Monroe–New Rochelle competes in 13 intercollegiate varsity sports: men's sports include baseball, basketball, cross country, football, soccer, track & field and volleyball; while women's sports include basketball, cross country, soccer, softball, track & field and volleyball.

====Accomplishments====
In 2014 the women's soccer team won the NJCAA Division 1 National Championships. Monroe launched its Rugby program in 2017, with World Rugby Hall-of-Fame inductee Phaidra Knight as coach. In 2018, the women's soccer team also won their same NJCAA Championship title, and the baseball team made it to JUCO World Series. That same year, their football team made its first NJCAA bowl appearance at the Graphic Edge Bowl. In 2019, the Monroe Mustangs men's soccer team won its first NJCAA Championship with an undefeated 18–0 record.

====Alumni====
Notable alumni who went on to pursue professional sports careers include: Orlando Sánchez, Maurice Ndour, Tuzar Skipper, Anthony Stubbs, Francisco Justo, Christopher Belcher, Kathellen Sousa, Carol Rodrigues, and Sandra Žigić.

===Bronx Express===
The athletic teams of the Bronx campus are called the Express. The campus is a member of the National Junior College Athletic Association (NJCAA) in the Division III level within NJCAA Region 15.

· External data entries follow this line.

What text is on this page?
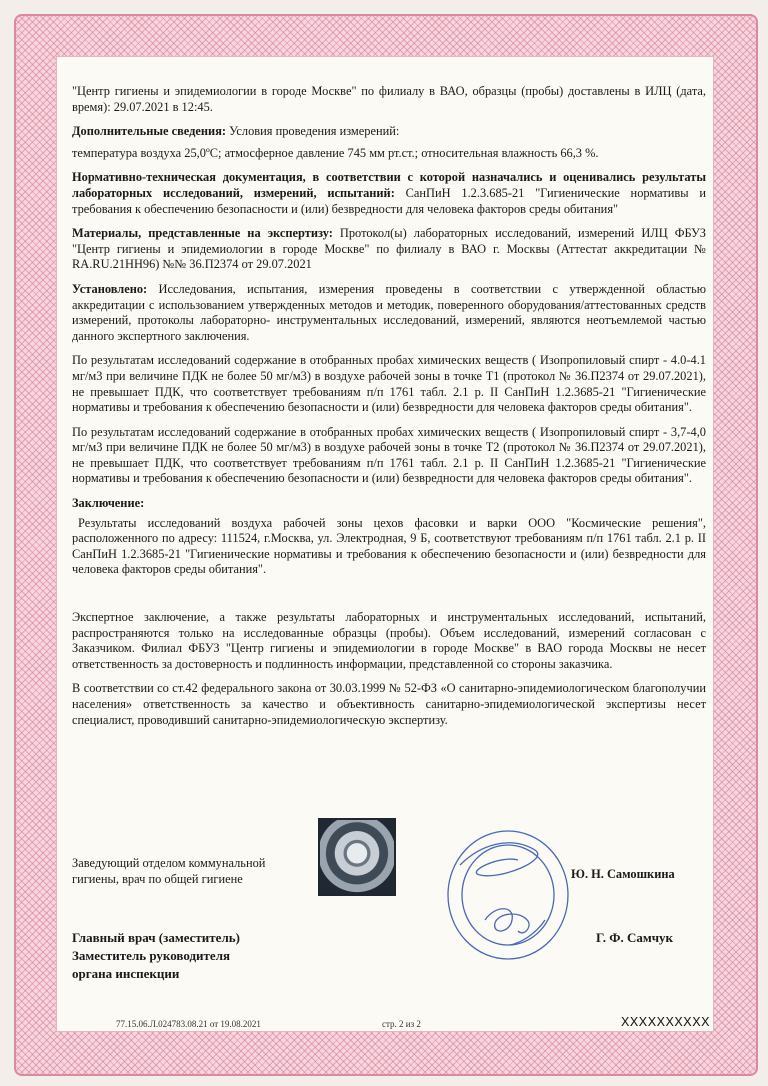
"Центр гигиены и эпидемиологии в городе Москве" по филиалу в ВАО, образцы (пробы) доставлены в ИЛЦ (дата, время): 29.07.2021 в 12:45.

Дополнительные сведения: Условия проведения измерений:

температура воздуха 25,0ºС; атмосферное давление 745 мм рт.ст.; относительная влажность 66,3 %.

Нормативно-техническая документация, в соответствии с которой назначались и оценивались результаты лабораторных исследований, измерений, испытаний: СанПиН 1.2.3.685-21 "Гигиенические нормативы и требования к обеспечению безопасности и (или) безвредности для человека факторов среды обитания"

Материалы, представленные на экспертизу: Протокол(ы) лабораторных исследований, измерений ИЛЦ ФБУЗ "Центр гигиены и эпидемиологии в городе Москве" по филиалу в ВАО г. Москвы (Аттестат аккредитации № RA.RU.21НН96) №№ 36.П2374 от 29.07.2021

Установлено: Исследования, испытания, измерения проведены в соответствии с утвержденной областью аккредитации с использованием утвержденных методов и методик, поверенного оборудования/аттестованных средств измерений, протоколы лабораторно- инструментальных исследований, измерений, являются неотъемлемой частью данного экспертного заключения.

По результатам исследований содержание в отобранных пробах химических веществ ( Изопропиловый спирт - 4.0-4.1 мг/м3 при величине ПДК не более 50 мг/м3) в воздухе рабочей зоны в точке Т1 (протокол № 36.П2374 от 29.07.2021), не превышает ПДК, что соответствует требованиям п/п 1761 табл. 2.1 р. II СанПиН 1.2.3685-21 "Гигиенические нормативы и требования к обеспечению безопасности и (или) безвредности для человека факторов среды обитания".

По результатам исследований содержание в отобранных пробах химических веществ ( Изопропиловый спирт - 3,7-4,0 мг/м3 при величине ПДК не более 50 мг/м3) в воздухе рабочей зоны в точке Т2 (протокол № 36.П2374 от 29.07.2021), не превышает ПДК, что соответствует требованиям п/п 1761 табл. 2.1 р. II СанПиН 1.2.3685-21 "Гигиенические нормативы и требования к обеспечению безопасности и (или) безвредности для человека факторов среды обитания".

Заключение:

Результаты исследований воздуха рабочей зоны цехов фасовки и варки ООО "Космические решения", расположенного по адресу: 111524, г.Москва, ул. Электродная, 9 Б, соответствуют требованиям п/п 1761 табл. 2.1 р. II СанПиН 1.2.3685-21 "Гигиенические нормативы и требования к обеспечению безопасности и (или) безвредности для человека факторов среды обитания".

Экспертное заключение, а также результаты лабораторных и инструментальных исследований, испытаний, распространяются только на исследованные образцы (пробы). Объем исследований, измерений согласован с Заказчиком. Филиал ФБУЗ "Центр гигиены и эпидемиологии в городе Москве" в ВАО города Москвы не несет ответственность за достоверность и подлинность информации, представленной со стороны заказчика.

В соответствии со ст.42 федерального закона от 30.03.1999 № 52-ФЗ «О санитарно-эпидемиологическом благополучии населения» ответственность за качество и объективность санитарно-эпидемиологической экспертизы несет специалист, проводивший санитарно-эпидемиологическую экспертизу.

Заведующий отделом коммунальной гигиены, врач по общей гигиене	Ю. Н. Самошкина
Главный врач (заместитель)
Заместитель руководителя
органа инспекции
Г. Ф. Самчук
77.15.06.Л.024783.08.21 от 19.08.2021	стр. 2 из 2	XXXXXXXXXX
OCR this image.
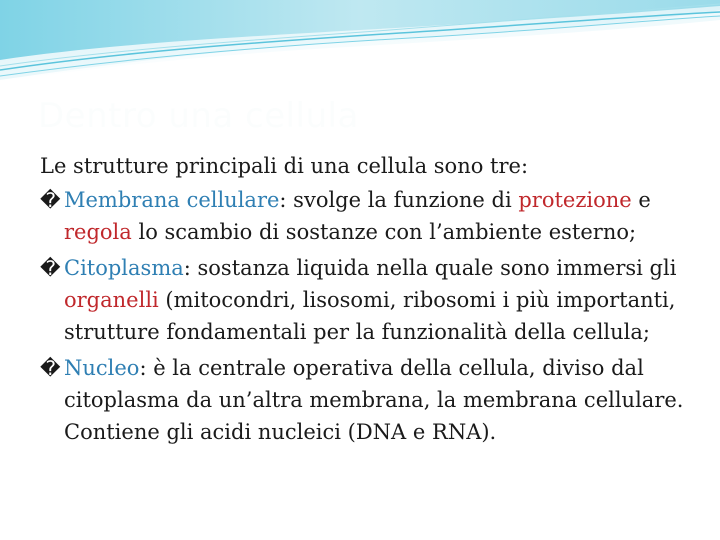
Dentro una cellula

Le strutture principali di una cellula sono tre:

� Membrana cellulare: svolge la funzione di protezione e regola lo scambio di sostanze con l’ambiente esterno;

� Citoplasma: sostanza liquida nella quale sono immersi gli organelli (mitocondri, lisosomi, ribosomi i più importanti, strutture fondamentali per la funzionalità della cellula;

� Nucleo: è la centrale operativa della cellula, diviso dal citoplasma da un’altra membrana, la membrana cellulare. Contiene gli acidi nucleici (DNA e RNA).
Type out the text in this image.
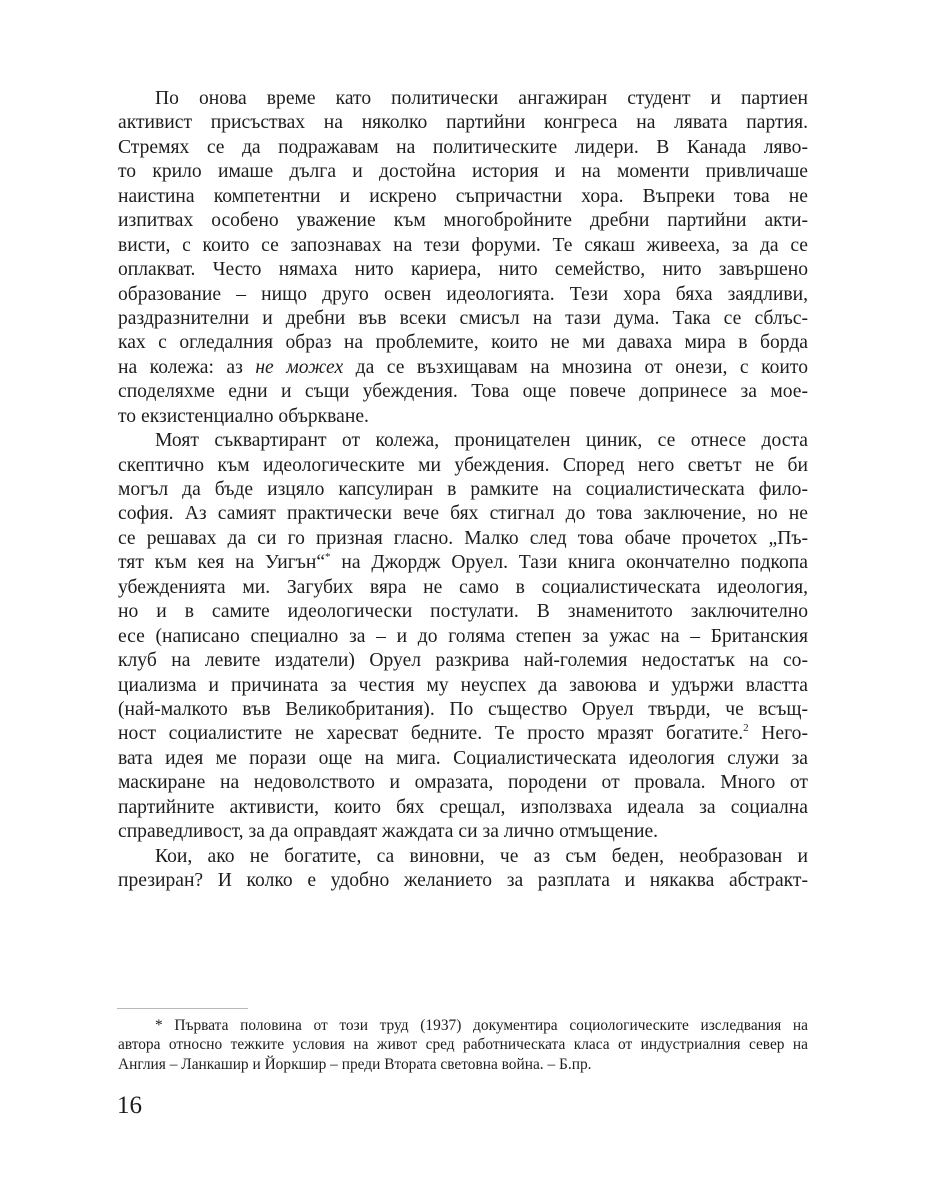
По онова време като политически ангажиран студент и партиен
активист присъствах на няколко партийни конгреса на лявата партия.
Стремях се да подражавам на политическите лидери. В Канада ляво-
то крило имаше дълга и достойна история и на моменти привличаше
наистина компетентни и искрено съпричастни хора. Въпреки това не
изпитвах особено уважение към многобройните дребни партийни акти-
висти, с които се запознавах на тези форуми. Те сякаш живееха, за да се
оплакват. Често нямаха нито кариера, нито семейство, нито завършено
образование – нищо друго освен идеологията. Тези хора бяха заядливи,
раздразнителни и дребни във всеки смисъл на тази дума. Така се сблъс-
ках с огледалния образ на проблемите, които не ми даваха мира в борда
на колежа: аз не можех да се възхищавам на мнозина от онези, с които
споделяхме едни и същи убеждения. Това още повече допринесе за мое-
то екзистенциално объркване.
Моят съквартирант от колежа, проницателен циник, се отнесе доста
скептично към идеологическите ми убеждения. Според него светът не би
могъл да бъде изцяло капсулиран в рамките на социалистическата фило-
софия. Аз самият практически вече бях стигнал до това заключение, но не
се решавах да си го призная гласно. Малко след това обаче прочетох „Пъ-
тят към кея на Уигън“* на Джордж Оруел. Тази книга окончателно подкопа
убежденията ми. Загубих вяра не само в социалистическата идеология,
но и в самите идеологически постулати. В знаменитото заключително
есе (написано специално за – и до голяма степен за ужас на – Британския
клуб на левите издатели) Оруел разкрива най-големия недостатък на со-
циализма и причината за честия му неуспех да завоюва и удържи властта
(най-малкото във Великобритания). По същество Оруел твърди, че всъщ-
ност социалистите не харесват бедните. Те просто мразят богатите.$^2$ Него-
вата идея ме порази още на мига. Социалистическата идеология служи за
маскиране на недоволството и омразата, породени от провала. Много от
партийните активисти, които бях срещал, използваха идеала за социална
справедливост, за да оправдаят жаждата си за лично отмъщение.
Кои, ако не богатите, са виновни, че аз съм беден, необразован и
презиран? И колко е удобно желанието за разплата и някаква абстракт-
* Първата половина от този труд (1937) документира социологическите изследвания на
автора относно тежките условия на живот сред работническата класа от индустриалния север на
Англия – Ланкашир и Йоркшир – преди Втората световна война. – Б.пр.
16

Monroe–Bronx competes in eleven intercollegiate varsity sports. Men's sports include: baseball, basketball, lacrosse, football, soccer and tennis; while women's sports include: basketball, softball, soccer, tennis and volleyball.

==Notable alumni==
- Maria Baez, is a Democrat who was a member of the New York City Council, District 14.
- Omar Newell, (b 1981) is a Jamaican political representative and member of the People's National Party. On September 3, 2025, Newell was elected Member of Parliament for Saint Mary Central in Jamaica's House of Representatives.
- Hector John, (b 1970) is a Dominican politician in the United Workers' Party (UWP).
- Maurice Ndour, (b 1992) is a Senegalese professional basketball player for Hapoel Jerusalem of the Israeli Basketball Premier League.
- Annabel Palma, is a politician who served in the New York City Council from the 18th district from 2004 to 2017.
- Rafael Salamanca, (b 1980) is the Council member for the 17th district of the New York City Council.
- Amina Warsuma, (b 1953) is a model, author, actress and filmmaker.
- Sandra Žigić, (b 1988) is a Croatian footballer who plays as a defender.